Paleointensity and Rock Magnetism of Martian Nakhlite Meteorite Miller Range (MIL) 03346: Evidence for Intense Small Scale Crustal Magnetization on Mars

1Michael Volk,1Roger Fu,2Anna Mittelholz,3James M.D. Day
Journal of Geophysical Research Planets (in Press) Link to Article [https://doi.org/10.1029/2021JE006856]
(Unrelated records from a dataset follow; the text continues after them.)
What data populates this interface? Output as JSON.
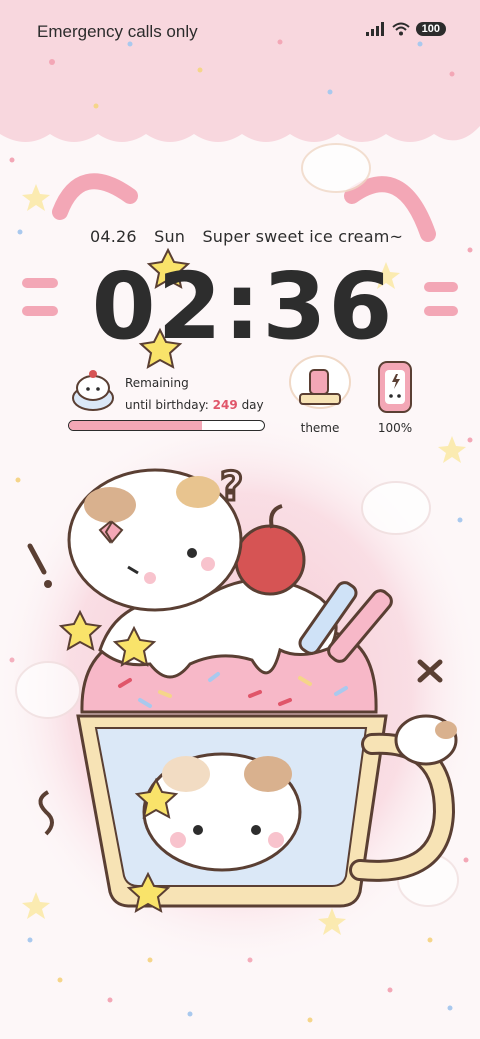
{
  "status_bar": {
    "carrier_text": "Emergency calls only",
    "battery_level": "100"
  },
  "lockscreen": {
    "date": "04.26",
    "weekday": "Sun",
    "theme_title": "Super sweet ice cream~",
    "time": "02:36"
  },
  "birthday_widget": {
    "line1": "Remaining",
    "line2_prefix": "until birthday:",
    "days": "249",
    "unit": "day",
    "progress_fraction": 0.68
  },
  "theme_widget": {
    "label": "theme"
  },
  "battery_widget": {
    "label": "100%"
  },
  "colors": {
    "pink_band": "#f8d7de",
    "pink_glow": "#f6c5d0",
    "text_dark": "#2d2d2d",
    "accent_red": "#e0566a",
    "cream": "#f7e3b5",
    "cup_blue": "#dbe8f7"
  },
  "icons": [
    "signal-icon",
    "wifi-icon",
    "battery-icon",
    "gift-cake-icon",
    "theme-cat-icon",
    "phone-cat-icon",
    "star-icon",
    "question-mark-icon",
    "exclamation-icon"
  ]
}
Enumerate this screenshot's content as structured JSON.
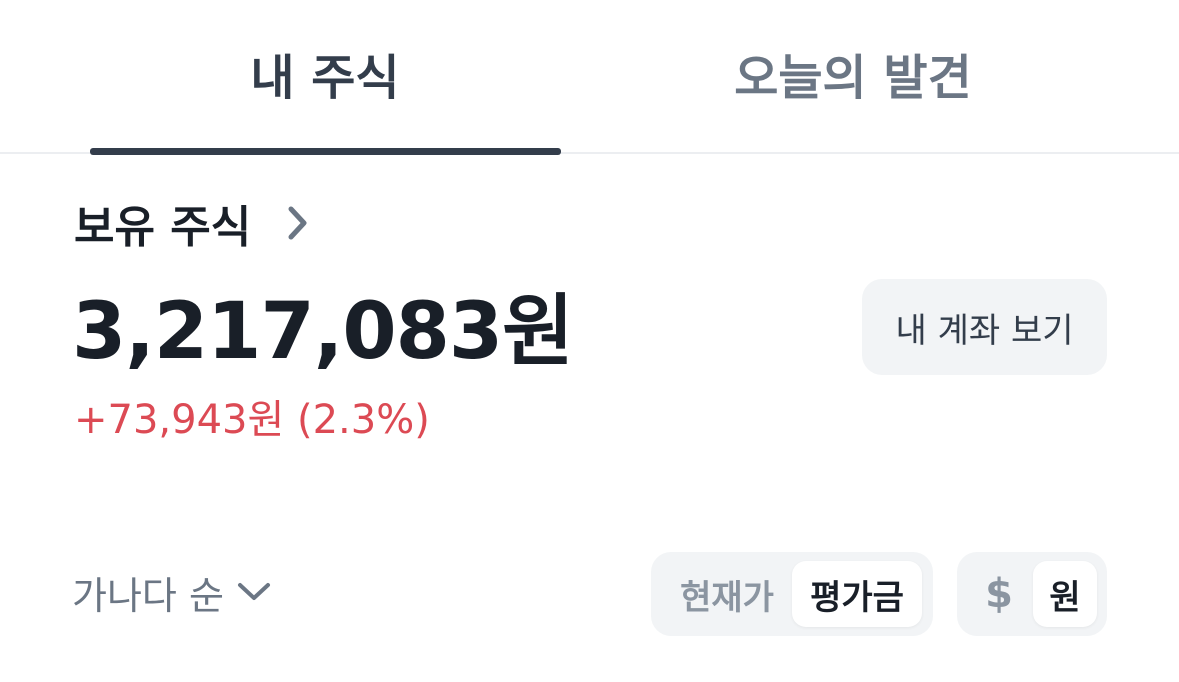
{
  "tabs": [
    {
      "label": "내 주식",
      "active": true
    },
    {
      "label": "오늘의 발견",
      "active": false
    }
  ],
  "holdings": {
    "title": "보유 주식",
    "total_amount": "3,217,083원",
    "profit": "+73,943원 (2.3%)",
    "account_button": "내 계좌 보기"
  },
  "sort": {
    "label": "가나다 순"
  },
  "price_toggle": {
    "options": [
      "현재가",
      "평가금"
    ],
    "selected": "평가금"
  },
  "currency_toggle": {
    "options": [
      "$",
      "원"
    ],
    "selected": "원"
  },
  "colors": {
    "text_primary": "#191f28",
    "text_secondary": "#6b7684",
    "profit_red": "#dc4a54",
    "button_bg": "#f2f4f6",
    "tab_indicator": "#333d4b"
  },
  "icons": {
    "holdings_chevron": "chevron-right-icon",
    "sort_chevron": "chevron-down-icon"
  }
}
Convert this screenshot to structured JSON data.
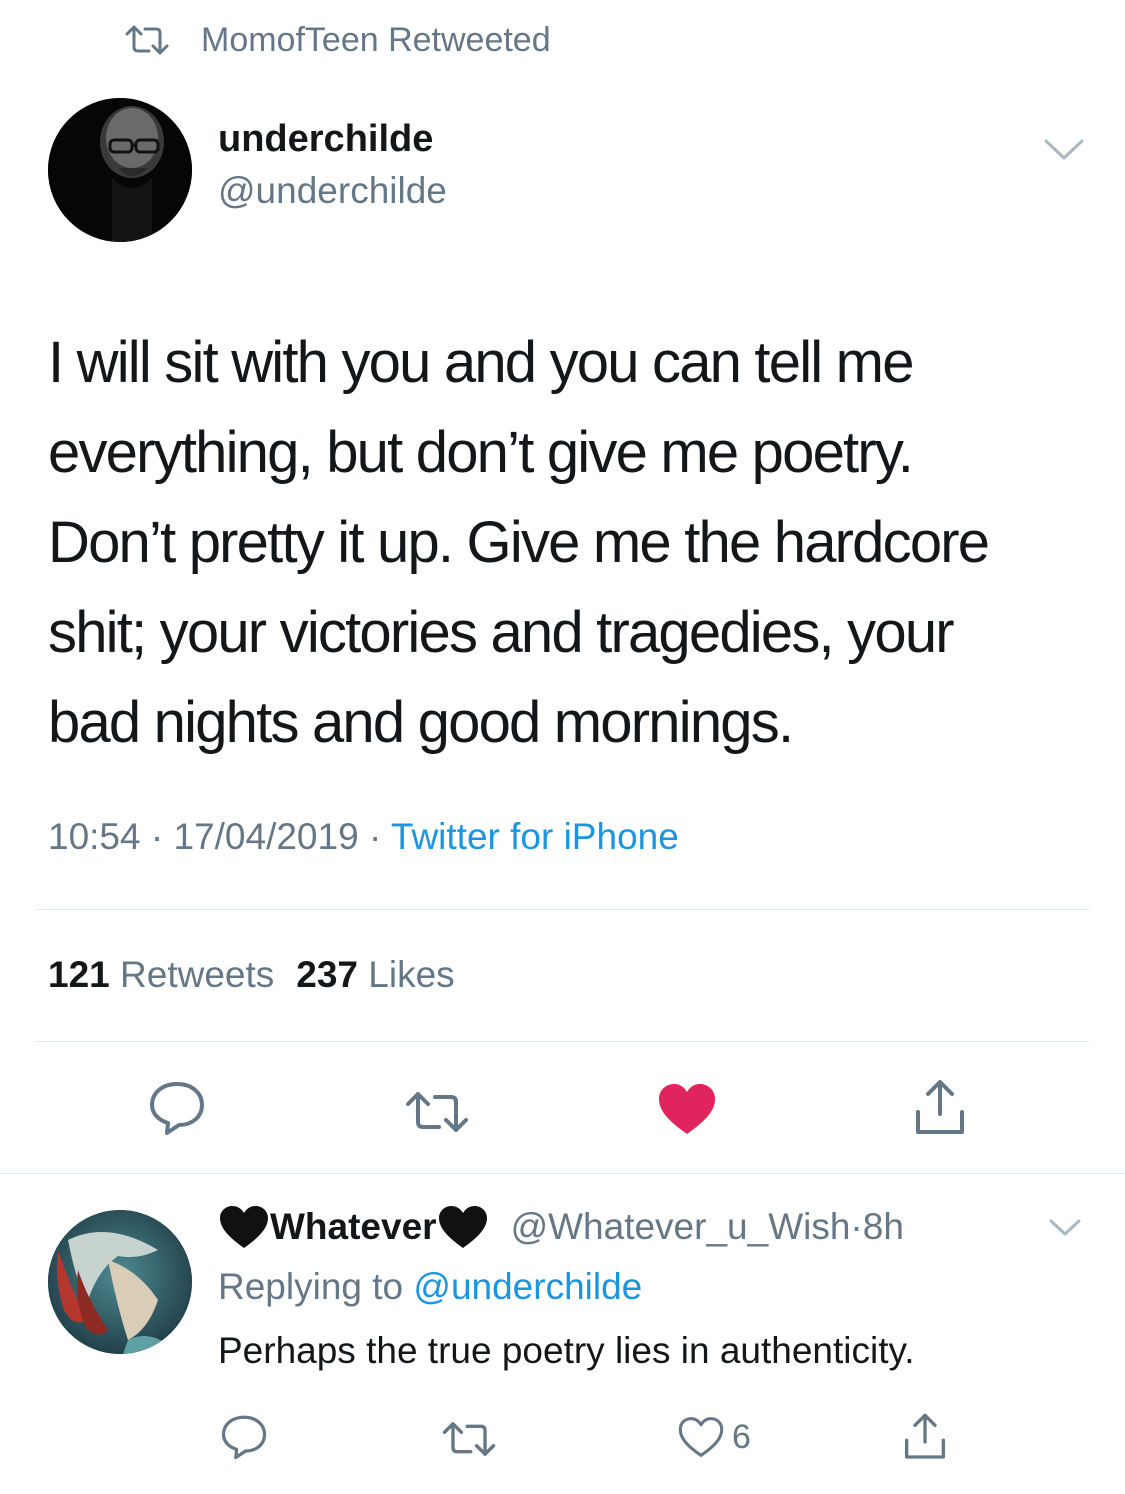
{
  "retweet_context": {
    "icon": "retweet-icon",
    "text": "MomofTeen Retweeted"
  },
  "tweet": {
    "author_name": "underchilde",
    "author_handle": "@underchilde",
    "avatar": "avatar-photo",
    "body": "I will sit with you and you can tell me\neverything, but don’t give me poetry.\nDon’t pretty it up. Give me the hardcore\nshit; your victories and tragedies, your\nbad nights and good mornings.",
    "time": "10:54",
    "sep1": " · ",
    "date": "17/04/2019",
    "sep2": " · ",
    "source": "Twitter for iPhone",
    "retweets_count": "121",
    "retweets_label": "Retweets",
    "likes_count": "237",
    "likes_label": "Likes",
    "liked": true,
    "colors": {
      "like_active": "#e0245e",
      "link": "#1b95e0",
      "secondary": "#657786",
      "divider": "#e1e8ed"
    }
  },
  "reply": {
    "display_name": "Whatever",
    "name_emoji": "black-heart-icon",
    "handle": "@Whatever_u_Wish",
    "sep": " · ",
    "time": "8h",
    "replying_prefix": "Replying to",
    "replying_to": "@underchilde",
    "text": "Perhaps the true poetry lies in authenticity.",
    "like_count": "6"
  }
}
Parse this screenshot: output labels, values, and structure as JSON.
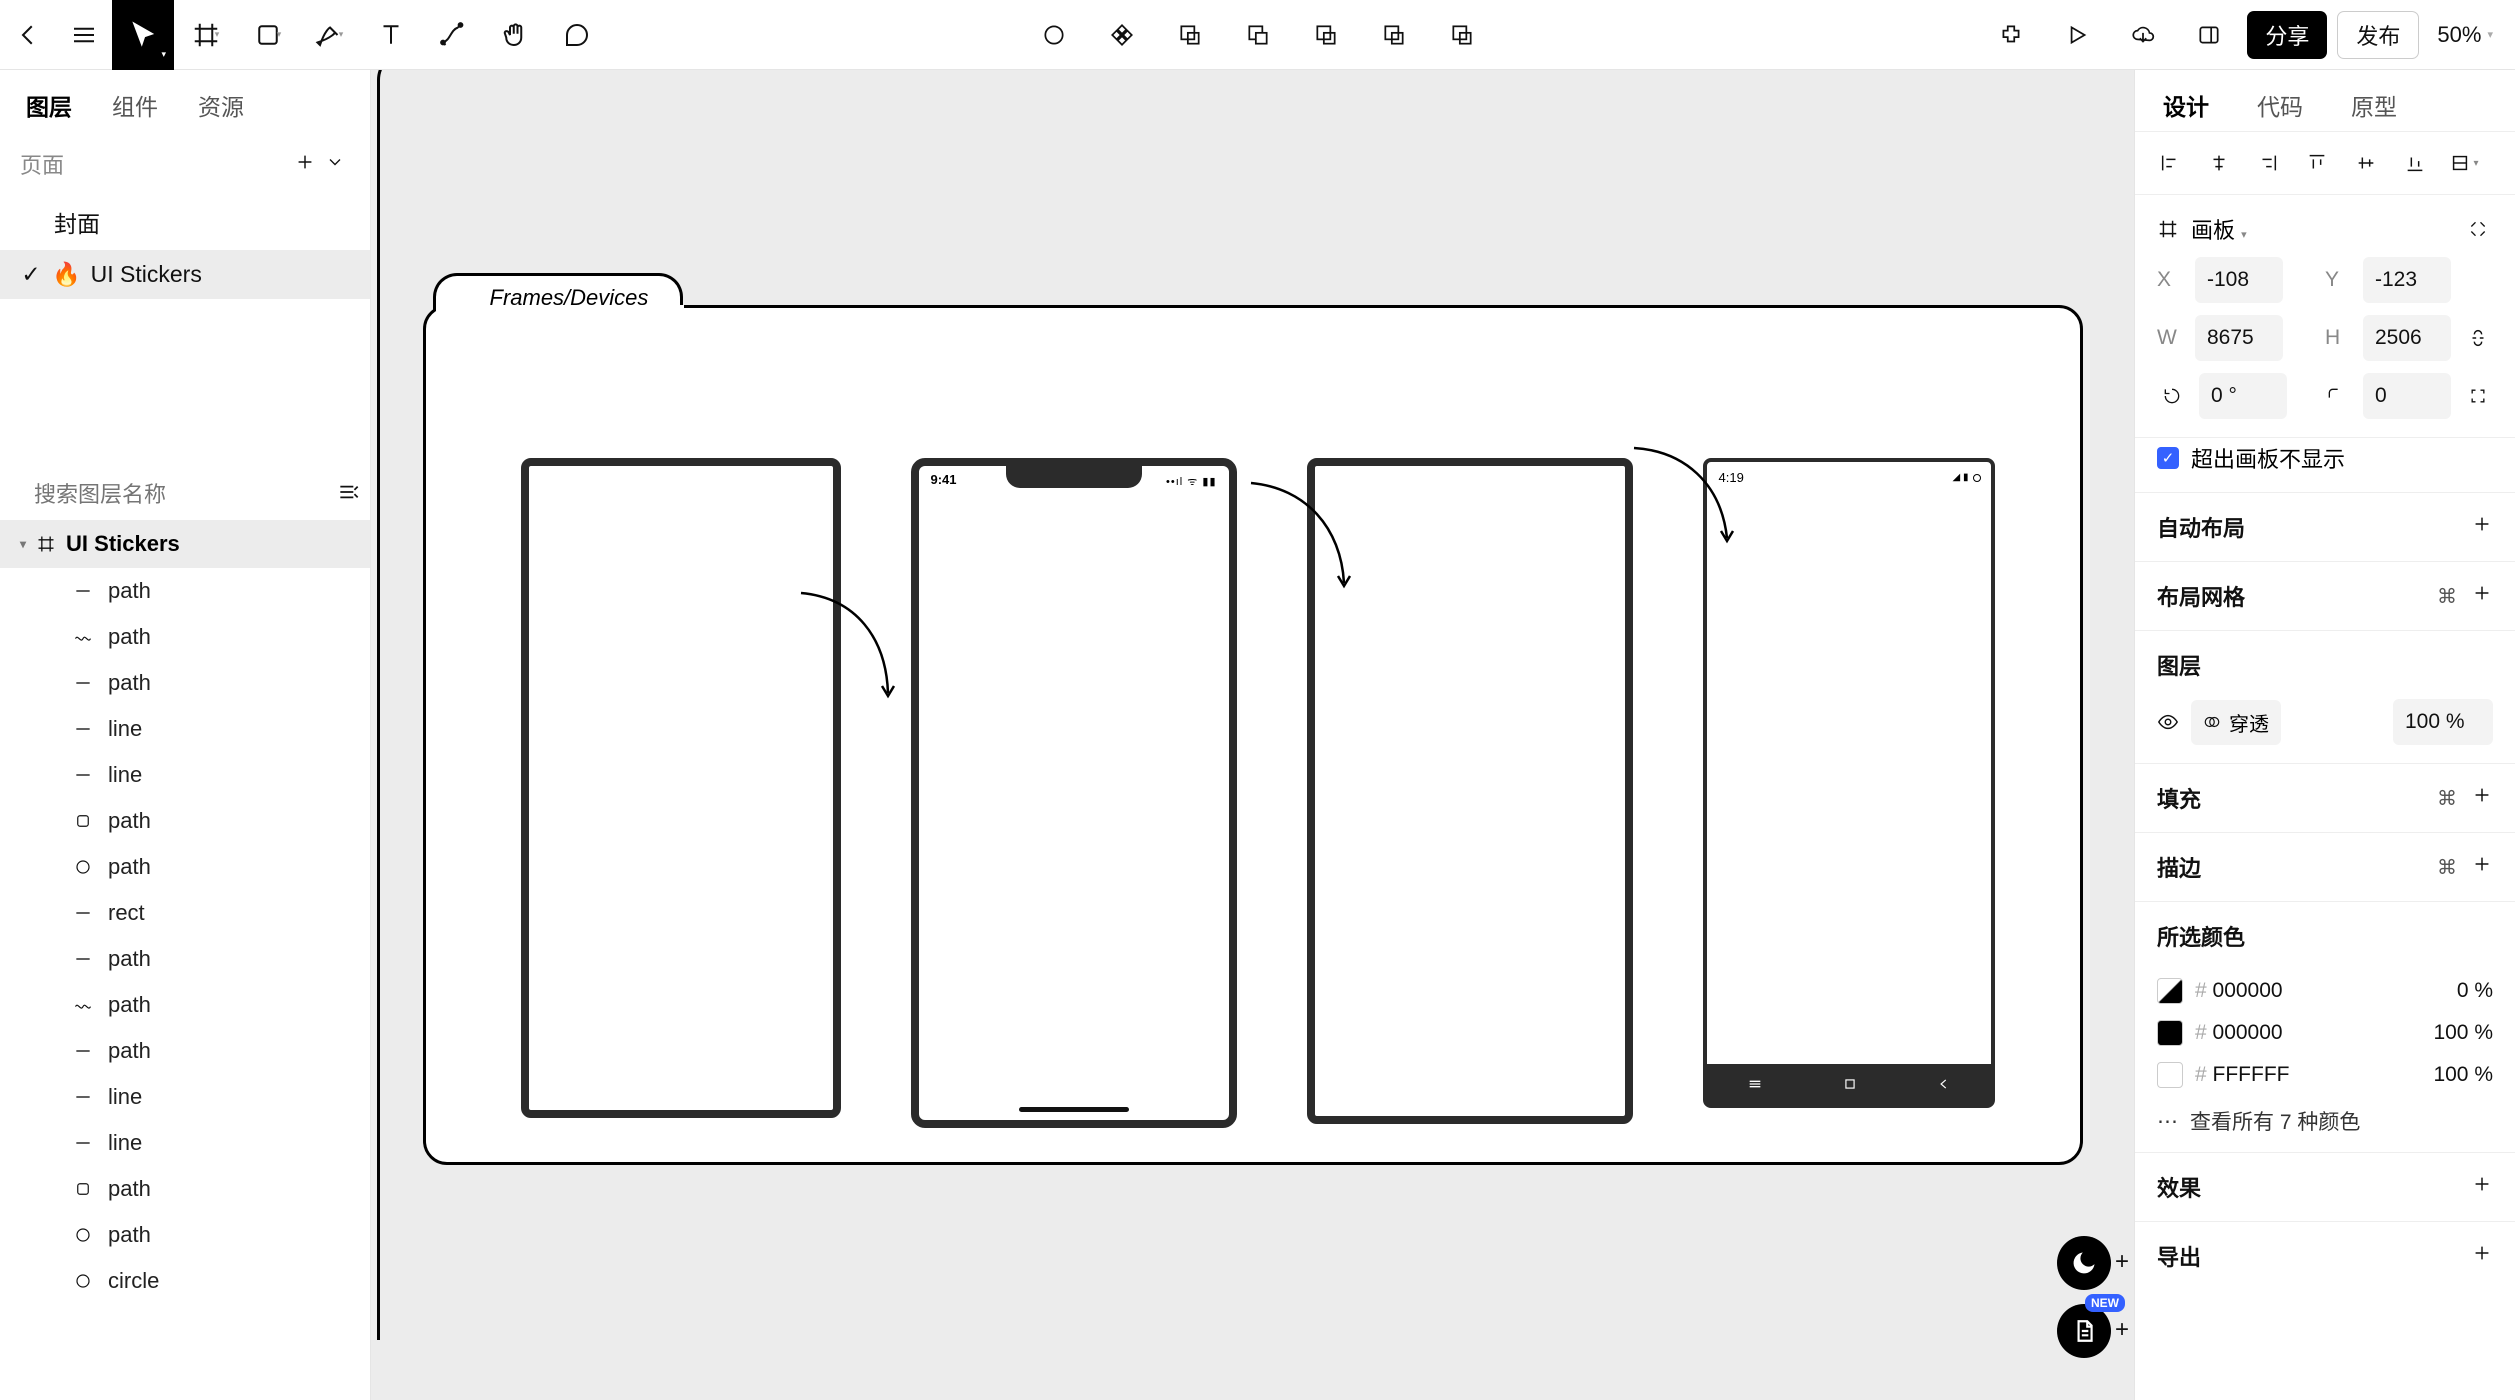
{
  "topbar": {
    "share_label": "分享",
    "publish_label": "发布",
    "zoom": "50%"
  },
  "left_panel": {
    "tabs": {
      "layers": "图层",
      "components": "组件",
      "assets": "资源"
    },
    "pages_label": "页面",
    "pages": [
      {
        "label": "封面",
        "selected": false,
        "sticker": ""
      },
      {
        "label": "UI Stickers",
        "selected": true,
        "sticker": "🔥"
      }
    ],
    "search_placeholder": "搜索图层名称",
    "root_layer": "UI Stickers",
    "layers": [
      {
        "name": "path",
        "icon": "line"
      },
      {
        "name": "path",
        "icon": "wave"
      },
      {
        "name": "path",
        "icon": "line"
      },
      {
        "name": "line",
        "icon": "line"
      },
      {
        "name": "line",
        "icon": "line"
      },
      {
        "name": "path",
        "icon": "rect"
      },
      {
        "name": "path",
        "icon": "circle"
      },
      {
        "name": "rect",
        "icon": "line"
      },
      {
        "name": "path",
        "icon": "line"
      },
      {
        "name": "path",
        "icon": "wave"
      },
      {
        "name": "path",
        "icon": "line"
      },
      {
        "name": "line",
        "icon": "line"
      },
      {
        "name": "line",
        "icon": "line"
      },
      {
        "name": "path",
        "icon": "rect"
      },
      {
        "name": "path",
        "icon": "circle"
      },
      {
        "name": "circle",
        "icon": "circle"
      }
    ]
  },
  "canvas": {
    "folder_label": "Frames/Devices",
    "ios_time": "9:41",
    "ios_signal": "📶 📡 🔋",
    "android_time": "4:19"
  },
  "right_panel": {
    "tabs": {
      "design": "设计",
      "code": "代码",
      "prototype": "原型"
    },
    "frame_type": "画板",
    "x": "-108",
    "y": "-123",
    "w": "8675",
    "h": "2506",
    "rotation": "0 °",
    "radius": "0",
    "clip_label": "超出画板不显示",
    "sections": {
      "auto_layout": "自动布局",
      "layout_grid": "布局网格",
      "layer": "图层",
      "fill": "填充",
      "stroke": "描边",
      "selection_colors": "所选颜色",
      "effects": "效果",
      "export": "导出"
    },
    "layer_blend": "穿透",
    "layer_opacity": "100 %",
    "colors": [
      {
        "hex": "000000",
        "pct": "0 %",
        "swatch_style": "background:linear-gradient(135deg,#fff 48%,#000 52%);"
      },
      {
        "hex": "000000",
        "pct": "100 %",
        "swatch_style": "background:#000;"
      },
      {
        "hex": "FFFFFF",
        "pct": "100 %",
        "swatch_style": "background:#fff;"
      }
    ],
    "see_all_colors": "查看所有 7 种颜色",
    "new_badge": "NEW"
  }
}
1Department of Earth and Planetary Sciences, Harvard University, Cambridge, MA, 02138
2Institute of Geophysics, ETH Zuerich, 8092 Zuerich, Switzerland
3Scripps Institution of Oceanography, University of California San Diego, La Jolla, CA, 92093‐0244 USA
Published by arrangement with John Wiley & Sons

The martian dynamo’s strength and duration are essential for understanding Mars’ habitability and deep interior dynamics. Although most northern volcanic terranes were likely emplaced after the martian dynamo ceased, recent data from the InSight mission show stronger than predicted crustal fields. Studying young volcanic martian meteorites offers a precise, complementary method to characterize the strength of the martian crustal field and examine its implications for past dynamo activity. We present the first rock and paleomagnetic study of nine mutually oriented samples from the martian Nakhlite meteorite MIL 03346, which is well‐suited for paleomagnetic analysis due to its well‐known age (1368 ± 83 Ma) and lack of significant aqueous, thermal, and shock overprinting. Rock magnetic analysis, including quantum diamond microscope (QDM) imaging, showed that the natural remanent magnetization (NRM) is carried by Ti‐magnetite crystals containing µm‐scale ilmenite exsolution lamellae, which can accurately record ancient magnetic fields. Demagnetization of the NRM revealed a high coercivity magnetization interpreted to date from the age of eruption based on its intensity, unidirectionality, and a passing fusion crust baked contact test. Paleointensities of four samples reveal a 5.1±1.5 µT paleofield, representing the most reliable martian paleointensity estimates to‐date and stronger than the 2 µT surface fields measured by InSight. Modeling shows that the observed fields can be explained by an older sub‐surface magnetized layer without a late, active dynamo and support a deeply buried, highly magnetized crust in the northern hemisphere of Mars. These results provide corroborating evidence for strong, small scale crustal fields on Mars.